Research Themes

Research Themes

The fundamental idea behind zero-trust networking is to push provenance, authentication, integrity, and policy checking to edge devices in the network. In a zero-trust network compromised network devices might impede legitimate traffic, but edge devices are not fooled by corrupted traffic. Design and installation of zero-trust technology introduces significant added complexity to security management on edge devices. A real challenge is understanding if and how zero-trust networking can be effectively deployed in energy system OT networks.

The classic Purdue model for OT systems defines system layers Enterprise, DMZ, Operational and Control, Process, and, Physical, conceptualized as a “North-South.” A layer is often treated as a single security zone, with security policies (like Biba) imposed between them. The problem is that better trust management is required within a layer, e.g., between RTUs within the Process layer. The challenge problem is to understand how to introduce so-called ‘East-West’ management of security.

A significant factor that leads to compromised computer systems is design and implementation flaws in the software components. Security must be “baked” in, and part of that involves the methodologies and testing that are used in the development of that software. The needs extend throughout the software’s entire lifecycle (requirements, planning, design,
development, testing, deployment, maintenance).

New devices, applications, and systems designed to improve security are often envisioned without considering the dependence that the security they provide has on the security of the new entity itself. For example, introduction of PKI within an OT network necessitates introduction of a certificate server, which, if compromised or inaccessible, inhibits the security apparatus that depends on the PKI. The challenge is to identify techniques, methodologies, and/or analyses that help one to identify, consider, or forestall the risks attendant with introduction of that technology.

Advancing software and hardware technologies for protecting energy systems from cyber malfeasance.

Examples include:
• Intrusion detection tailored to energy systems
•  Technologies for describing and analyzing cyber attacks and defenses in energy systems
•  Hardware support for device identification
•  Decision aids for application of security controls in energy systems
•  Security for energy system micro-electronics
•  Evaluation of access-control devices against formalized security policies typical in energy systems
•  Many others that are focused on protection in energy systems.

Grid modernization increases reliance on data for human and machine-assisted management of grid operations. Emerging technologies such as machine learning and other advanced analytics increase that data dependency by several orders of magnitude. New concepts like zero trust challenge traditional data architecture assumptions.
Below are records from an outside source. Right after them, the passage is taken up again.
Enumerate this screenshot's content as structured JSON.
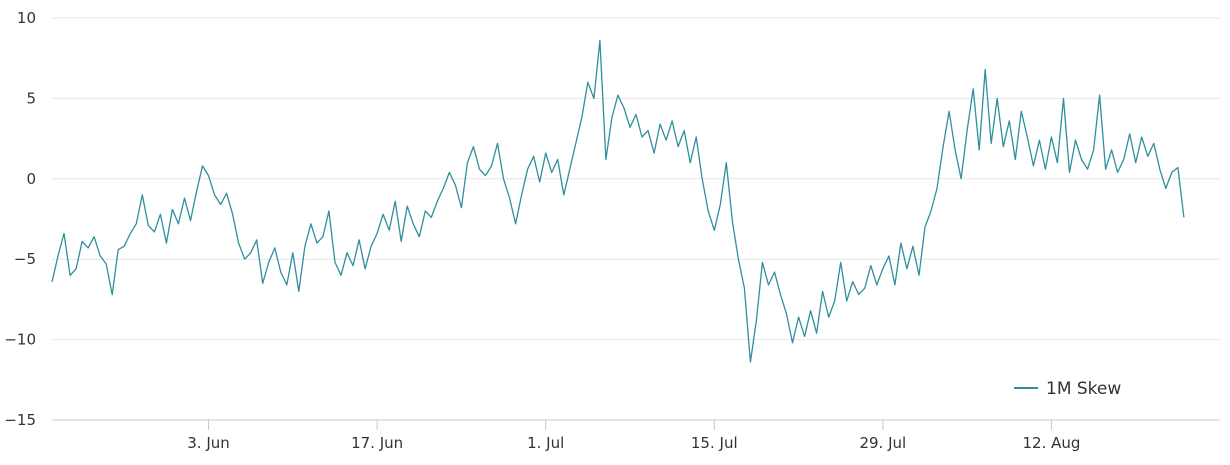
{
  "chart_data": {
    "type": "line",
    "title": "",
    "xlabel": "",
    "ylabel": "",
    "ylim": [
      -15,
      10
    ],
    "xlim": [
      "2024-05-21",
      "2024-08-26"
    ],
    "yticks": [
      10,
      5,
      0,
      -5,
      -10,
      -15
    ],
    "ytick_labels": [
      "10",
      "5",
      "0",
      "−5",
      "−10",
      "−15"
    ],
    "xticks": [
      {
        "date": "2024-06-03",
        "label": "3. Jun"
      },
      {
        "date": "2024-06-17",
        "label": "17. Jun"
      },
      {
        "date": "2024-07-01",
        "label": "1. Jul"
      },
      {
        "date": "2024-07-15",
        "label": "15. Jul"
      },
      {
        "date": "2024-07-29",
        "label": "29. Jul"
      },
      {
        "date": "2024-08-12",
        "label": "12. Aug"
      }
    ],
    "grid": true,
    "legend_position": "bottom-right",
    "series": [
      {
        "name": "1M Skew",
        "color": "#2f8f9d",
        "points": [
          [
            "2024-05-21 00:00",
            -6.4
          ],
          [
            "2024-05-21 12:00",
            -4.8
          ],
          [
            "2024-05-22 00:00",
            -3.4
          ],
          [
            "2024-05-22 12:00",
            -6.0
          ],
          [
            "2024-05-23 00:00",
            -5.6
          ],
          [
            "2024-05-23 12:00",
            -3.9
          ],
          [
            "2024-05-24 00:00",
            -4.3
          ],
          [
            "2024-05-24 12:00",
            -3.6
          ],
          [
            "2024-05-25 00:00",
            -4.8
          ],
          [
            "2024-05-25 12:00",
            -5.3
          ],
          [
            "2024-05-26 00:00",
            -7.2
          ],
          [
            "2024-05-26 12:00",
            -4.4
          ],
          [
            "2024-05-27 00:00",
            -4.2
          ],
          [
            "2024-05-27 12:00",
            -3.4
          ],
          [
            "2024-05-28 00:00",
            -2.8
          ],
          [
            "2024-05-28 12:00",
            -1.0
          ],
          [
            "2024-05-29 00:00",
            -2.9
          ],
          [
            "2024-05-29 12:00",
            -3.3
          ],
          [
            "2024-05-30 00:00",
            -2.2
          ],
          [
            "2024-05-30 12:00",
            -4.0
          ],
          [
            "2024-05-31 00:00",
            -1.9
          ],
          [
            "2024-05-31 12:00",
            -2.8
          ],
          [
            "2024-06-01 00:00",
            -1.2
          ],
          [
            "2024-06-01 12:00",
            -2.6
          ],
          [
            "2024-06-02 00:00",
            -0.8
          ],
          [
            "2024-06-02 12:00",
            0.8
          ],
          [
            "2024-06-03 00:00",
            0.2
          ],
          [
            "2024-06-03 12:00",
            -1.0
          ],
          [
            "2024-06-04 00:00",
            -1.6
          ],
          [
            "2024-06-04 12:00",
            -0.9
          ],
          [
            "2024-06-05 00:00",
            -2.2
          ],
          [
            "2024-06-05 12:00",
            -4.0
          ],
          [
            "2024-06-06 00:00",
            -5.0
          ],
          [
            "2024-06-06 12:00",
            -4.6
          ],
          [
            "2024-06-07 00:00",
            -3.8
          ],
          [
            "2024-06-07 12:00",
            -6.5
          ],
          [
            "2024-06-08 00:00",
            -5.2
          ],
          [
            "2024-06-08 12:00",
            -4.3
          ],
          [
            "2024-06-09 00:00",
            -5.8
          ],
          [
            "2024-06-09 12:00",
            -6.6
          ],
          [
            "2024-06-10 00:00",
            -4.6
          ],
          [
            "2024-06-10 12:00",
            -7.0
          ],
          [
            "2024-06-11 00:00",
            -4.2
          ],
          [
            "2024-06-11 12:00",
            -2.8
          ],
          [
            "2024-06-12 00:00",
            -4.0
          ],
          [
            "2024-06-12 12:00",
            -3.6
          ],
          [
            "2024-06-13 00:00",
            -2.0
          ],
          [
            "2024-06-13 12:00",
            -5.2
          ],
          [
            "2024-06-14 00:00",
            -6.0
          ],
          [
            "2024-06-14 12:00",
            -4.6
          ],
          [
            "2024-06-15 00:00",
            -5.4
          ],
          [
            "2024-06-15 12:00",
            -3.8
          ],
          [
            "2024-06-16 00:00",
            -5.6
          ],
          [
            "2024-06-16 12:00",
            -4.2
          ],
          [
            "2024-06-17 00:00",
            -3.4
          ],
          [
            "2024-06-17 12:00",
            -2.2
          ],
          [
            "2024-06-18 00:00",
            -3.2
          ],
          [
            "2024-06-18 12:00",
            -1.4
          ],
          [
            "2024-06-19 00:00",
            -3.9
          ],
          [
            "2024-06-19 12:00",
            -1.7
          ],
          [
            "2024-06-20 00:00",
            -2.8
          ],
          [
            "2024-06-20 12:00",
            -3.6
          ],
          [
            "2024-06-21 00:00",
            -2.0
          ],
          [
            "2024-06-21 12:00",
            -2.4
          ],
          [
            "2024-06-22 00:00",
            -1.4
          ],
          [
            "2024-06-22 12:00",
            -0.6
          ],
          [
            "2024-06-23 00:00",
            0.4
          ],
          [
            "2024-06-23 12:00",
            -0.4
          ],
          [
            "2024-06-24 00:00",
            -1.8
          ],
          [
            "2024-06-24 12:00",
            1.0
          ],
          [
            "2024-06-25 00:00",
            2.0
          ],
          [
            "2024-06-25 12:00",
            0.6
          ],
          [
            "2024-06-26 00:00",
            0.2
          ],
          [
            "2024-06-26 12:00",
            0.8
          ],
          [
            "2024-06-27 00:00",
            2.2
          ],
          [
            "2024-06-27 12:00",
            0.0
          ],
          [
            "2024-06-28 00:00",
            -1.2
          ],
          [
            "2024-06-28 12:00",
            -2.8
          ],
          [
            "2024-06-29 00:00",
            -1.0
          ],
          [
            "2024-06-29 12:00",
            0.6
          ],
          [
            "2024-06-30 00:00",
            1.4
          ],
          [
            "2024-06-30 12:00",
            -0.2
          ],
          [
            "2024-07-01 00:00",
            1.6
          ],
          [
            "2024-07-01 12:00",
            0.4
          ],
          [
            "2024-07-02 00:00",
            1.2
          ],
          [
            "2024-07-02 12:00",
            -1.0
          ],
          [
            "2024-07-03 00:00",
            0.6
          ],
          [
            "2024-07-03 12:00",
            2.2
          ],
          [
            "2024-07-04 00:00",
            3.8
          ],
          [
            "2024-07-04 12:00",
            6.0
          ],
          [
            "2024-07-05 00:00",
            5.0
          ],
          [
            "2024-07-05 12:00",
            8.6
          ],
          [
            "2024-07-06 00:00",
            1.2
          ],
          [
            "2024-07-06 12:00",
            3.8
          ],
          [
            "2024-07-07 00:00",
            5.2
          ],
          [
            "2024-07-07 12:00",
            4.4
          ],
          [
            "2024-07-08 00:00",
            3.2
          ],
          [
            "2024-07-08 12:00",
            4.0
          ],
          [
            "2024-07-09 00:00",
            2.6
          ],
          [
            "2024-07-09 12:00",
            3.0
          ],
          [
            "2024-07-10 00:00",
            1.6
          ],
          [
            "2024-07-10 12:00",
            3.4
          ],
          [
            "2024-07-11 00:00",
            2.4
          ],
          [
            "2024-07-11 12:00",
            3.6
          ],
          [
            "2024-07-12 00:00",
            2.0
          ],
          [
            "2024-07-12 12:00",
            3.0
          ],
          [
            "2024-07-13 00:00",
            1.0
          ],
          [
            "2024-07-13 12:00",
            2.6
          ],
          [
            "2024-07-14 00:00",
            0.0
          ],
          [
            "2024-07-14 12:00",
            -2.0
          ],
          [
            "2024-07-15 00:00",
            -3.2
          ],
          [
            "2024-07-15 12:00",
            -1.6
          ],
          [
            "2024-07-16 00:00",
            1.0
          ],
          [
            "2024-07-16 12:00",
            -2.6
          ],
          [
            "2024-07-17 00:00",
            -5.0
          ],
          [
            "2024-07-17 12:00",
            -6.8
          ],
          [
            "2024-07-18 00:00",
            -11.4
          ],
          [
            "2024-07-18 12:00",
            -8.8
          ],
          [
            "2024-07-19 00:00",
            -5.2
          ],
          [
            "2024-07-19 12:00",
            -6.6
          ],
          [
            "2024-07-20 00:00",
            -5.8
          ],
          [
            "2024-07-20 12:00",
            -7.2
          ],
          [
            "2024-07-21 00:00",
            -8.4
          ],
          [
            "2024-07-21 12:00",
            -10.2
          ],
          [
            "2024-07-22 00:00",
            -8.6
          ],
          [
            "2024-07-22 12:00",
            -9.8
          ],
          [
            "2024-07-23 00:00",
            -8.2
          ],
          [
            "2024-07-23 12:00",
            -9.6
          ],
          [
            "2024-07-24 00:00",
            -7.0
          ],
          [
            "2024-07-24 12:00",
            -8.6
          ],
          [
            "2024-07-25 00:00",
            -7.6
          ],
          [
            "2024-07-25 12:00",
            -5.2
          ],
          [
            "2024-07-26 00:00",
            -7.6
          ],
          [
            "2024-07-26 12:00",
            -6.4
          ],
          [
            "2024-07-27 00:00",
            -7.2
          ],
          [
            "2024-07-27 12:00",
            -6.8
          ],
          [
            "2024-07-28 00:00",
            -5.4
          ],
          [
            "2024-07-28 12:00",
            -6.6
          ],
          [
            "2024-07-29 00:00",
            -5.6
          ],
          [
            "2024-07-29 12:00",
            -4.8
          ],
          [
            "2024-07-30 00:00",
            -6.6
          ],
          [
            "2024-07-30 12:00",
            -4.0
          ],
          [
            "2024-07-31 00:00",
            -5.6
          ],
          [
            "2024-07-31 12:00",
            -4.2
          ],
          [
            "2024-08-01 00:00",
            -6.0
          ],
          [
            "2024-08-01 12:00",
            -3.0
          ],
          [
            "2024-08-02 00:00",
            -2.0
          ],
          [
            "2024-08-02 12:00",
            -0.6
          ],
          [
            "2024-08-03 00:00",
            2.0
          ],
          [
            "2024-08-03 12:00",
            4.2
          ],
          [
            "2024-08-04 00:00",
            1.8
          ],
          [
            "2024-08-04 12:00",
            0.0
          ],
          [
            "2024-08-05 00:00",
            3.0
          ],
          [
            "2024-08-05 12:00",
            5.6
          ],
          [
            "2024-08-06 00:00",
            1.8
          ],
          [
            "2024-08-06 12:00",
            6.8
          ],
          [
            "2024-08-07 00:00",
            2.2
          ],
          [
            "2024-08-07 12:00",
            5.0
          ],
          [
            "2024-08-08 00:00",
            2.0
          ],
          [
            "2024-08-08 12:00",
            3.6
          ],
          [
            "2024-08-09 00:00",
            1.2
          ],
          [
            "2024-08-09 12:00",
            4.2
          ],
          [
            "2024-08-10 00:00",
            2.6
          ],
          [
            "2024-08-10 12:00",
            0.8
          ],
          [
            "2024-08-11 00:00",
            2.4
          ],
          [
            "2024-08-11 12:00",
            0.6
          ],
          [
            "2024-08-12 00:00",
            2.6
          ],
          [
            "2024-08-12 12:00",
            1.0
          ],
          [
            "2024-08-13 00:00",
            5.0
          ],
          [
            "2024-08-13 12:00",
            0.4
          ],
          [
            "2024-08-14 00:00",
            2.4
          ],
          [
            "2024-08-14 12:00",
            1.2
          ],
          [
            "2024-08-15 00:00",
            0.6
          ],
          [
            "2024-08-15 12:00",
            1.8
          ],
          [
            "2024-08-16 00:00",
            5.2
          ],
          [
            "2024-08-16 12:00",
            0.6
          ],
          [
            "2024-08-17 00:00",
            1.8
          ],
          [
            "2024-08-17 12:00",
            0.4
          ],
          [
            "2024-08-18 00:00",
            1.2
          ],
          [
            "2024-08-18 12:00",
            2.8
          ],
          [
            "2024-08-19 00:00",
            1.0
          ],
          [
            "2024-08-19 12:00",
            2.6
          ],
          [
            "2024-08-20 00:00",
            1.4
          ],
          [
            "2024-08-20 12:00",
            2.2
          ],
          [
            "2024-08-21 00:00",
            0.6
          ],
          [
            "2024-08-21 12:00",
            -0.6
          ],
          [
            "2024-08-22 00:00",
            0.4
          ],
          [
            "2024-08-22 12:00",
            0.7
          ],
          [
            "2024-08-23 00:00",
            -2.4
          ]
        ]
      }
    ]
  }
}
Use of digital twins for near real-time and real-time simulations require data from multiple sources to describe operating conditions.

Examples include: 
•  Develop metrics that define data quality for training sets, e.g., including provenance information to mitigate data poisoning threats.
•  Develop means of managing data and continuously assessing its trustworthiness in distributed and decentralized applications that include on premise and cloud-based storage.
•  Develop data schema standards to eliminate the friction of standardization and normalization of aggregated data from different sources.

Society is on the cusp of a new energy ecosystem, driven by requirements for efficiency and decarbonization as well as advances in energy sources, electric transportation, and market models. Realizing this vision will require a secure digital infrastructure for secure interoperability, trust relations among multiple stakeholder communities, secure and verifiable transactions, integration of non-conventional generation at multiple grid scales, and secure cloud operations.